Die Frau in der dunkelgrünen Fleecejacke war einfach sprachlos, lief ein paar Schritte nach links, dann ein paar Schritte nach rechts, bis sie sich endlich beruhigt hatte. Die Streifenbluse hatte sich längst Richtung Kornspeicher entfernt.

Am Morgen hatte es noch fürchterlich gegossen und ich mich zum ersten Mal nicht eingecremt. Kostenloses Botox hatte sich nicht unter die Haut begeben, sondern darauf. Die Spannung meiner Gesichtshaut war exzellent gelungen, ich hatte nun eine Glühbirne. Die sich inzwischen beruhigte Frau in der Fleecejacke berichtete, sie sei schon bis Frómista, 6 km weiter, gelaufen. Hätte dort auf ihre Freundin gewartet, aber die wäre nicht gekommen. Verärgert hatte sie ein Taxi genommen und war hierher zurückgefahren. Und sie denke im Traum nicht daran, diese zusätzlichen Kilometer nochmals zu laufen.

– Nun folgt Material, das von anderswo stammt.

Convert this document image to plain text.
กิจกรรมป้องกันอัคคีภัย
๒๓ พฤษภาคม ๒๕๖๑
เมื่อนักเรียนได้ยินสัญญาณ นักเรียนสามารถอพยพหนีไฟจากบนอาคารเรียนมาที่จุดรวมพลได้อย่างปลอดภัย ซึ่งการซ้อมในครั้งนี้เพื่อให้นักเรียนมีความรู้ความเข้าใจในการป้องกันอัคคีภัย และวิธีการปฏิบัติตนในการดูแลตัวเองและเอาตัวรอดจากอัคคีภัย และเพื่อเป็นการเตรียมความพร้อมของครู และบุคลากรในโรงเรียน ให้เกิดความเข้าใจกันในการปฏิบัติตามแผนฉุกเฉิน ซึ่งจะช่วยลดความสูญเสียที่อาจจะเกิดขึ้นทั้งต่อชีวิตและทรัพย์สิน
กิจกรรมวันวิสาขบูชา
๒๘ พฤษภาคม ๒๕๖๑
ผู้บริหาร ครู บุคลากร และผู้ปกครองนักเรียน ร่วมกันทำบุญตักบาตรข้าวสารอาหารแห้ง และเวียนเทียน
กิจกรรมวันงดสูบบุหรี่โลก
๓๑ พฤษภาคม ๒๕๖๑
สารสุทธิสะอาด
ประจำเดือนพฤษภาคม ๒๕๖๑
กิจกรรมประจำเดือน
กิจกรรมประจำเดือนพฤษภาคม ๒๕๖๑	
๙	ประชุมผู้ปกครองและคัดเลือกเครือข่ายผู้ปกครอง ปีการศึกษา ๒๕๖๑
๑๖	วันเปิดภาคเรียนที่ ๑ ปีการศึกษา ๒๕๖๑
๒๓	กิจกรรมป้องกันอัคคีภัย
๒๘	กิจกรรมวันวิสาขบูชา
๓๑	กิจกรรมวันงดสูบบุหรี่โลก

Meine Augen huschten unruhig durch den Garten. Es liefen vier große Hunde durch das Areal. Sie sahen wie Schäferhunde aus, nur diese waren tiefschwarze Schäferhunde. Mein Verhältnis zu Schäferhunden ist seit meiner Kindheit gestört. Der Chef meines Vaters besaß einen, Prinz hieß das Tier. Ich war noch in einem Alter, wo ich die gleiche – gefühlte – Körpergröße wie der Hund hatte. Der Prinz hatte die kleine Prinzessin immer böse angeknurrt, dass mochte die Prinzessin überhaupt nicht. Heinke bemerkte, dass das Eduardos Hunde sind. Er hat sechs Hunde. Na toll, hoffentlich ließ er wenigstens die restlichen Hunde nicht auch noch in den Garten. Heinke kannte auch die Namen der Hunde. Mutig streichelte ich zwei der Hunde, damit sie meinen Geruch aufnahmen, aber nicht meinen Schiss in de Büx merkten.

Was während des Pilgermenus los war, weiß ich einfach nicht mehr – wohl nix. Keine Erinnerung. Wir gingen frühzeitig schlafen. Ich möchte auch gerne weiter, Ruhetage machen mich eher unruhig.